Comparing outcomes across a wide variety of reports with different primary outcomes, patient populations, and criteria for recommendations makes definitive conclusions difficult; however, generally, positive benefits were seen. Outcomes reported in trials without a control arm did appear to be much better than in other salvage situations such as phase I trial responses from the era before targeted therapy.[29,30] Among those trials with a control arm, while not conclusive, MTBs provide CB and at least do no harm. In addition, overall impressions from the authors of each study were positive in regard to the utility of the MTBs at their respective institutions and suggested that each MTB helped to inform treatment decisions and increase access to genetic counseling for patients.

Although clinical trials comparing targeted therapies with standard therapies in those with a biomarker are almost universally positive, the reported benefit of NGS for the selection of therapy has been mixed. Several NCI-MATCH study arms demonstrate promising results. In arm H, patients with BRAFV600 mutations were treated with dabrafenib and trametinib. This arm met its primary end point, with an ORR of 33%.[31] The MOSCATO trial concluded that NGS improved outcomes, but only among a small subset of patients with targetable mutations.[32] The SHIVA trial was a randomized phase II trial that included patients with a mutation in one of the three pathways, hormone receptors, PI3K, or RAF, and matched them to one of the 11 different targeted therapies. In this trial, there was no improvement in survival after treatment with targeted therapies.[33] The SHIVA trial has been criticized for its design, for both assigning therapies with unproven activity for the targets and using an algorithm that only considered mutations in the targeted arm, whereas physician discretion was allowed in the control arm. The number of patients eligible for targeted therapies increased between 2006 and 2018, likely because of more targeted therapy approvals every year, but that fewer than 7% actually benefitted, whereas only 16% were eligible.[34]
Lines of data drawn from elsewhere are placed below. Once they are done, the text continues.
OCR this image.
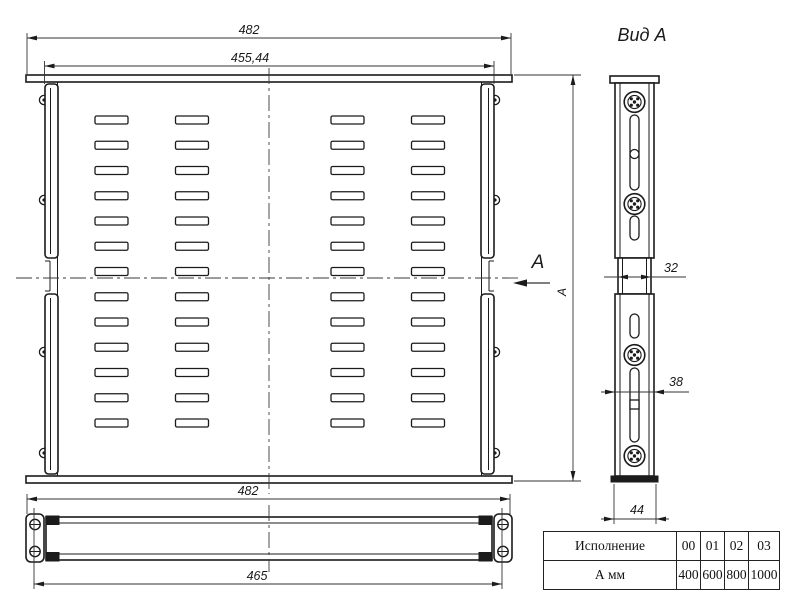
482
455,44
А
А
Вид А
32
38
44
482
465
Исполнение	00	01	02	03
А мм	400	600	800	1000
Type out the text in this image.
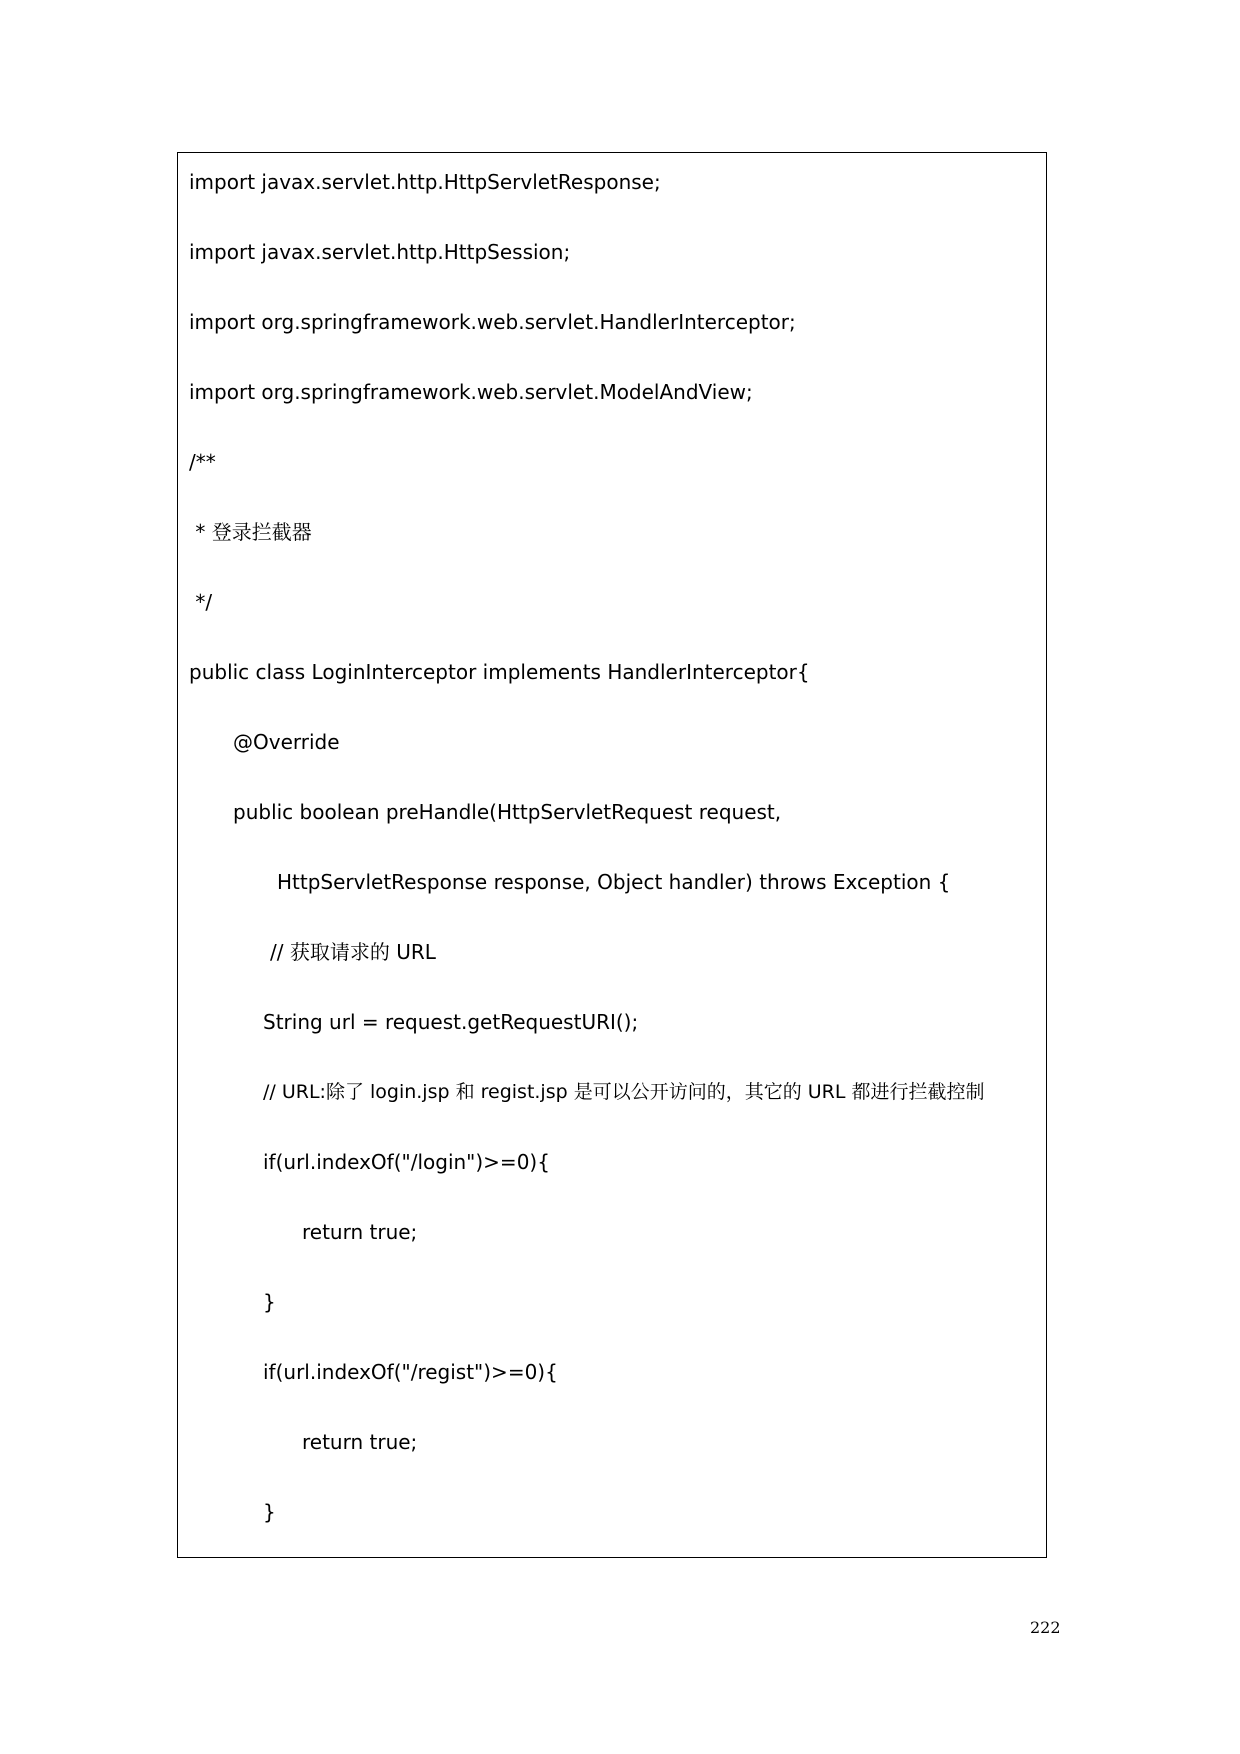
import javax.servlet.http.HttpServletResponse;
import javax.servlet.http.HttpSession;
import org.springframework.web.servlet.HandlerInterceptor;
import org.springframework.web.servlet.ModelAndView;
/**
* 登录拦截器
*/
public class LoginInterceptor implements HandlerInterceptor{
@Override
public boolean preHandle(HttpServletRequest request,
HttpServletResponse response, Object handler) throws Exception {
// 获取请求的 URL
String url = request.getRequestURI();
// URL:除了 login.jsp 和 regist.jsp 是可以公开访问的，其它的 URL 都进行拦截控制
if(url.indexOf("/login")>=0){
return true;
}
if(url.indexOf("/regist")>=0){
return true;
}
222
Advances in NGS technologies are also identifying additional patients with actionable mutations. High tumor mutation burden, an indication for pembrolizumab in any tumor type,[31] loss of heterozygosity, an indication for poly (ADP-ribose) polymerase inhibition for prostate cancer,[32] and certain RNA fusions, which confer sensitivity to specific targeted therapies, are now routinely reported on many NGS panels.[33] In addition, there is an increasing awareness of the ability of somatic mutation testing to identify potential germline mutations.[35] In addition to being targetable with small molecules, these germline mutations are clinically important to the patient's family members and support the need for inclusion of genetic counselors in the MTB team.

As the number of eligible patients continues to rise, it will become increasingly important for clinicians to accurately interpret complex genomic test results and to have increased access to therapies and clinical trials. Resources such as interprofessional MTBs can help clinicians navigate the complex world of precision medicine and provide these advanced treatments to their patients. Furthermore, as larger cohorts of data become available and shared, standardizing the components of an MTB, such as the definition of actionability, use of off-target drugs, and the types of sequencing will be imperative.